Adobe patches four exploited ColdFusion flaws

“This hotfix,” said Adobe, “addresses vulnerabilities that could permit an unauthorized user to remotely circumvent authentication controls, potentially allowing the attacker to take control of the affected server.”

Charlie Arehart, an independent ColdFusion consultant, was one ColdFusion customer ‘hit’ by an exploit. “I found that I too had been hit,” he blogged on January 2. “The upshot is that a file is put on your server which gives a hacker pretty much unfettered access to a lot of things including reading/downloading/uploading/renaming and creating files, accessing datasource information, and more. The file to look for is called h.cfm and is placed in the CFIDE directory (at least in the current rendition of the hack, which may very likely change when the hacker learns that it's being publicized.)”

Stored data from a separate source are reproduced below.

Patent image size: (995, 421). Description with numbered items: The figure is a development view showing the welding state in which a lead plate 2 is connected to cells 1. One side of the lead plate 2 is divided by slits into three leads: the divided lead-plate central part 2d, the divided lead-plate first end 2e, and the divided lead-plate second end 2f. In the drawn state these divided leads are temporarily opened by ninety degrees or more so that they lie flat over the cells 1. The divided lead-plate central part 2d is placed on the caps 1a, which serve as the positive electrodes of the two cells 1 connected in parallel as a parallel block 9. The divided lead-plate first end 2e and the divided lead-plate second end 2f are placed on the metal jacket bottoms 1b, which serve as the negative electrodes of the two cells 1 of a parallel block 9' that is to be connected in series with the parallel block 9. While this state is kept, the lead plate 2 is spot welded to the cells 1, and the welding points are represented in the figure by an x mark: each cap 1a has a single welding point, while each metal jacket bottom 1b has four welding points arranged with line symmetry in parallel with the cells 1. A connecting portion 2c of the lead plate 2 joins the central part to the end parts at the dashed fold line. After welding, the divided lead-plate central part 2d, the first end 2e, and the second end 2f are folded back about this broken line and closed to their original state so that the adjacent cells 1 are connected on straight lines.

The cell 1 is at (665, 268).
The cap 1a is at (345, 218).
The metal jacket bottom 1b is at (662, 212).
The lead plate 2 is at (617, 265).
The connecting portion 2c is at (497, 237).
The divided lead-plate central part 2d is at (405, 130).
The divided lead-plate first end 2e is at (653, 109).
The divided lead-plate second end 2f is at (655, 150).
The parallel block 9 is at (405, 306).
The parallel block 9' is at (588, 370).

The Adobe fix now repairs two authentication bypass vulnerabilities (CVE 2013-0625 and CVE-201-0632), a directory traversal (CVE-2013-0629) and a data leakage vulnerability (CVE-2013-0631) in ColdFusion 9 and upwards. The Adobe ColdFusion Blog said, “Adobe recommends users update their product installation with this update,” but Arehart quickly pointed to a problem for version 9.0.2: the update instructions were wrong.

Adobe has now corrected its technote, and the correct instructions for 9.0.2 users can also be found in the ColdFusion blog comments.

The bottom line is that these vulnerabilities are being exploited in ColdFusion versions 9, 9.0.1, 9,0,2 and 10; and the hotfix should be applied as soon as possible. Earlier versions are no longer supported by Adobe, and should not be used.